Изменить размер шрифта - +

Люси промолчала, и я не нашелся ничего сказать в ответ на это.

— Но вы будете иногда думать о нас, Милс, — проговорила Люси с глазами, полными слез.

— О, еще бы! Смею надеяться, что и вы не забудете меня. Да, кстати, я еще не возвратил вам своего долга. Вот вам обратно ваши золотые монеты, посмотрите: это те самые, которые вы мне дали на прощанье; я скорее согласился бы лишиться своего пальца, чем израсходовать хотя одну из них.

— А я думала, что они пригодятся вам. Но вы отняли у меня эту иллюзию.

— Разве вам неприятно знать, что у меня не было крайности прибегнуть к ним? Зато теперь, когда я уезжаю с разрешения мистера Гардинга и ни в чем нуждаться не буду, я возвращаю вам ваше золото с процентами.

С этими словами я хотел вложить ей в руку маленькую вещицу, но Люси так стиснула свои пальцы, что я не мог ничего поделать.

— Нет, нет, Милс, я ведь не Руперт. Можете сделать иное употребление вашим деньгам.

— Как деньгам! Но ведь это маленький медальон на память о нашей дружбе.

Пальчики Люси раскрылись так же свободно, как у ребенка, и я беспрепятственно вложил в ее руку мой подарок, который ее очень обрадовал.

На нем были вырезаны наши четыре вензеля, перемешанные с волосами. Как я был счастлив, увидев, что она прижала медальон к своему сердцу! Но тогда я этому не придавал особенного значения.

Я не буду распространяться о нашем прощании. Когда мы возвратились с прогулки, мистер Гардинг позвал меня к себе в кабинет, благословил и обещал не забывать в своих молитвах. Люси ждала меня в коридоре. Она была бледнее обыкновенного, но казалась спокойной. Передавая мне маленький томик Библии, она сказала, подавляя свое волнение: — Это вам на память обо мне, Милс, читайте ее и думайте о Боге!

Затем, наскоро поцеловав меня, она скрылась в свою комнату и заперлась. Грация была внизу. Она припала к груди и зарыдала, как дитя. Я насилу вырвался из ее объятий.

Руперт проводил меня до судна, на котором пробыл час-два. Выходя из дома, я обернулся: окно раскрылось, из него выглянула головка Люси. «Пишите нам, Милс, пишите почаще», — были ее последние слова.

Мы тронулись с восходом солнца при попутном ветре и благоприятном течении. Проезжая мимо Баттереи, я увидел на берегу Руперта и с ним двух женщин, машущих платками; это последнее доказательство их привязанности и обрадовало, и опечалило меня на весь день.

«Кризис» было судно очень легкое на ходу, легче даже «Тигриса». Здесь я мог пользоваться полным комфортом: нам подавались скатерти, тарелки, кувшины и прочее; одним словом, на «Кризисе» имелись все сладости жизни, какие только можно себе представить на борту торгового судна.

С нами вместе вышло около дюжины разных судов; между ними — два военных корабля от республики, перед нами — несколько торговых судов, которые, казалось, намеревались соперничать с нами в скорости хода. Мы все прошли мель на расстоянии одного кабельтова друг от друга, но скоро мы обогнали их на целую милю, что нас всех привело в настоящий восторг. Мрамор стал доказывать, что наше судно превосходит все не в одной скорости, но также и в других отношениях. Что ж, не мешает быть о себе хорошего мнения, а тем более о корабле, к которому принадлежишь!
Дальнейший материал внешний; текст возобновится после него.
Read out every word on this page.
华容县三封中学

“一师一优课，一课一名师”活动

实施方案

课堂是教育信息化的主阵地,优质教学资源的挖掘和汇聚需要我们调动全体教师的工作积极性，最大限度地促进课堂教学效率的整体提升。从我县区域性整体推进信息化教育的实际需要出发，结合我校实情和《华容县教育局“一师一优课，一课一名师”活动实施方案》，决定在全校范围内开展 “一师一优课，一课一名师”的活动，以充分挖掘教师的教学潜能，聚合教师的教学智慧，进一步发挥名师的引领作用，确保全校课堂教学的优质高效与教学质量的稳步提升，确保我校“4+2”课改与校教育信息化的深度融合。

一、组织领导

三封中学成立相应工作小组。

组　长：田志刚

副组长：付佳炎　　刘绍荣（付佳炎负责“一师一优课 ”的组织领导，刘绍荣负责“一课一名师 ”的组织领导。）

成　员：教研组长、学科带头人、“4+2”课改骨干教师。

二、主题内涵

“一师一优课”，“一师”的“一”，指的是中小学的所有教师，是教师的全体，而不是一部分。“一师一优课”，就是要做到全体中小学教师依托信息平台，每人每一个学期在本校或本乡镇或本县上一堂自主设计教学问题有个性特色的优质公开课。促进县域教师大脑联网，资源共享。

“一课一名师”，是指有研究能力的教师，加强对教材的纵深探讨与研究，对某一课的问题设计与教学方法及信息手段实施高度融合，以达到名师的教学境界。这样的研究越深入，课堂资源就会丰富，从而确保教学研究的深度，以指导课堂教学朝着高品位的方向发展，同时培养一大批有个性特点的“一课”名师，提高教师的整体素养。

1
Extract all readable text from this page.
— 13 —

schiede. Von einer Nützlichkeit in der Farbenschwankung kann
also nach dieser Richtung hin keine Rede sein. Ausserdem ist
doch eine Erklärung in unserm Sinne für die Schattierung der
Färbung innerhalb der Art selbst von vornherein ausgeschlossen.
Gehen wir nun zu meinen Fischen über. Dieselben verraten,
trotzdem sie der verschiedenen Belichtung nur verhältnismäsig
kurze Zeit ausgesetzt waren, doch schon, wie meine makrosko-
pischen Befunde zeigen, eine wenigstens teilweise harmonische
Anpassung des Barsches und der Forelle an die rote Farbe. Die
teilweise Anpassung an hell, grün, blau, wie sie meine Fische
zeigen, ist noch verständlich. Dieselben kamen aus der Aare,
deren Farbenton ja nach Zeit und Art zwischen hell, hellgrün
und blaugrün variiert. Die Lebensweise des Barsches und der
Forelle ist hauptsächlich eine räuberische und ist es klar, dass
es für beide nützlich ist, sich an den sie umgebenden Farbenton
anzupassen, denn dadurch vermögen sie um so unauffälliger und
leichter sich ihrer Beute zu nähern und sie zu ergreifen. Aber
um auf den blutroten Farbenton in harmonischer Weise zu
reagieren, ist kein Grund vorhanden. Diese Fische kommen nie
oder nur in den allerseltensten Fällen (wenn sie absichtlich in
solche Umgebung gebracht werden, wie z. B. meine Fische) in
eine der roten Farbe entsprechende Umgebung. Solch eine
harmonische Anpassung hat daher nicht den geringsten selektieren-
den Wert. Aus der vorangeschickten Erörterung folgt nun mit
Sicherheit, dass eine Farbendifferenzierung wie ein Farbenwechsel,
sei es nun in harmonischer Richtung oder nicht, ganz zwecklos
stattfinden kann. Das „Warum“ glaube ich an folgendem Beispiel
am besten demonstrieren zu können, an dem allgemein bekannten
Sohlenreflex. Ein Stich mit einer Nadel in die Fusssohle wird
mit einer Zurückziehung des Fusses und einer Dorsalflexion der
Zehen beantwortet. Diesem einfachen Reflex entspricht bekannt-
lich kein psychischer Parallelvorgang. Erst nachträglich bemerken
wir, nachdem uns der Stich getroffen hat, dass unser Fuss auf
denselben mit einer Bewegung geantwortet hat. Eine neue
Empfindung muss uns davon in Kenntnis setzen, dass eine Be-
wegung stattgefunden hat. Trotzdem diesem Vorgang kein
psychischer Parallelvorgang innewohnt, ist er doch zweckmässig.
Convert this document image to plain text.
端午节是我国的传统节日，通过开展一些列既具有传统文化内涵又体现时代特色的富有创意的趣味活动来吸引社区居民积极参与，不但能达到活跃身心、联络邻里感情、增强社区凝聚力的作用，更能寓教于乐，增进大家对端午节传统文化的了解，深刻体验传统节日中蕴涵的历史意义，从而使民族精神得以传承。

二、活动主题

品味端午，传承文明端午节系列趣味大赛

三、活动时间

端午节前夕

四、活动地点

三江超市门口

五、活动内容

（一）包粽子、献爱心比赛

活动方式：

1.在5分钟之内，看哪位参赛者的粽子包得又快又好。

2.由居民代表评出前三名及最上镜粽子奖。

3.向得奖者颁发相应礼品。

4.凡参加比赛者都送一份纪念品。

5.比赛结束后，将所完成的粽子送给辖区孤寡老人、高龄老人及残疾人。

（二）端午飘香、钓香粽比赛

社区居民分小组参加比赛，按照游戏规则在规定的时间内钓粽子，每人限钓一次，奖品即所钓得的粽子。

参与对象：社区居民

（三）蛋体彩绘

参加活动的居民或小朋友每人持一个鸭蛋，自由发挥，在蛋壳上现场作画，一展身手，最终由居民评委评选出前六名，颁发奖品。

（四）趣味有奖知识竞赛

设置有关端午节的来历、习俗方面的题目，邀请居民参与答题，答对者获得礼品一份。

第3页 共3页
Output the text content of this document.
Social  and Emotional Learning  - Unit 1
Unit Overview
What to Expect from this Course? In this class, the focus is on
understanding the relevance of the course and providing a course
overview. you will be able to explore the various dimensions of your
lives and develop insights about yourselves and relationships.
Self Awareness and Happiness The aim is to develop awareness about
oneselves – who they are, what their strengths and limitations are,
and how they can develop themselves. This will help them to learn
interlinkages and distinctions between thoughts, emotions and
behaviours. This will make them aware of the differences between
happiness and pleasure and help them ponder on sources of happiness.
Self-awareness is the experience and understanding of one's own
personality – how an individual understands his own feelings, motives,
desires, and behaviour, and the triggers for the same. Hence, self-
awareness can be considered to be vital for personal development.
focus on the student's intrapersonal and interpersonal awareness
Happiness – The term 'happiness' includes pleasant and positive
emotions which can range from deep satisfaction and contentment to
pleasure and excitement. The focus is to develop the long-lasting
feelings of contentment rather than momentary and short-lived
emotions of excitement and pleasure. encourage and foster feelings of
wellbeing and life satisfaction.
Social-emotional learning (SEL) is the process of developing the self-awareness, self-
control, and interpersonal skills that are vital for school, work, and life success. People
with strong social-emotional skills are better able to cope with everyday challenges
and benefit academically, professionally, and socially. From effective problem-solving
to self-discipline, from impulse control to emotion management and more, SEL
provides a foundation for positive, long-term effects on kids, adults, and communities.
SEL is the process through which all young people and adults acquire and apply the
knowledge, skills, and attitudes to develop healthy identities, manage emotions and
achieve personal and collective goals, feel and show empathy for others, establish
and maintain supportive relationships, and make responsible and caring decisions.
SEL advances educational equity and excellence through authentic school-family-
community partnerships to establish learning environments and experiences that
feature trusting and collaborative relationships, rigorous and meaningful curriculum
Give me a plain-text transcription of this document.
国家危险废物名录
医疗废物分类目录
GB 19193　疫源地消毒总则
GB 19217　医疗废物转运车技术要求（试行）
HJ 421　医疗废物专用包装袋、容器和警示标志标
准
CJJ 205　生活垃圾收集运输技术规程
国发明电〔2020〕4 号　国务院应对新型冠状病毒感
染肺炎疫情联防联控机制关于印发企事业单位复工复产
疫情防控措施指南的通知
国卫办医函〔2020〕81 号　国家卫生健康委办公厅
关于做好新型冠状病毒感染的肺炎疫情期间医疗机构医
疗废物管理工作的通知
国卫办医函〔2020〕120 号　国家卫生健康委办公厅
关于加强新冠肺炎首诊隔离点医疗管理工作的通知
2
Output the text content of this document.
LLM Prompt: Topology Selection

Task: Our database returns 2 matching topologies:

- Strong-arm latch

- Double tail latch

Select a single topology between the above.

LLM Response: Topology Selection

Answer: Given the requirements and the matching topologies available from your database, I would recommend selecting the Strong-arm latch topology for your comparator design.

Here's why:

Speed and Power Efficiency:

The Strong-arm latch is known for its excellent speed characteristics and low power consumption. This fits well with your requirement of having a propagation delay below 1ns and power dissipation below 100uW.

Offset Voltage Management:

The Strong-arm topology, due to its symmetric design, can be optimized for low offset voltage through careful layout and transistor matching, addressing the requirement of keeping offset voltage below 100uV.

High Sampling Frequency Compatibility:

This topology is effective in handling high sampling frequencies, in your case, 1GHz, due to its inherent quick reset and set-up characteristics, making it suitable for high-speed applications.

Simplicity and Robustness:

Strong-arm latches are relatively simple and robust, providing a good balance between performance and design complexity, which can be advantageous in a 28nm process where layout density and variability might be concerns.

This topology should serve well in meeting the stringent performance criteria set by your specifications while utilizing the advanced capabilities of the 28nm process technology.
Я должен сказать правду, что в первые минуты я не совсем хорошо чувствовал себя в своей новой должности, будучи еще очень молодым, чтобы командовать людьми, годящимися мне в отцы и опытными в морском искусстве. Но достаточно было нескольких дней, чтобы я приобрел уверенность в себе и заставлял бы исполнять свои приказания так же поспешно, как это сделал бы главный лейтенант. Приблизительно недели через две, когда я находился на вахте, наше судно было застигнуто сильным ветром. Мне удалось с большим успехом взять на гитовы все паруса.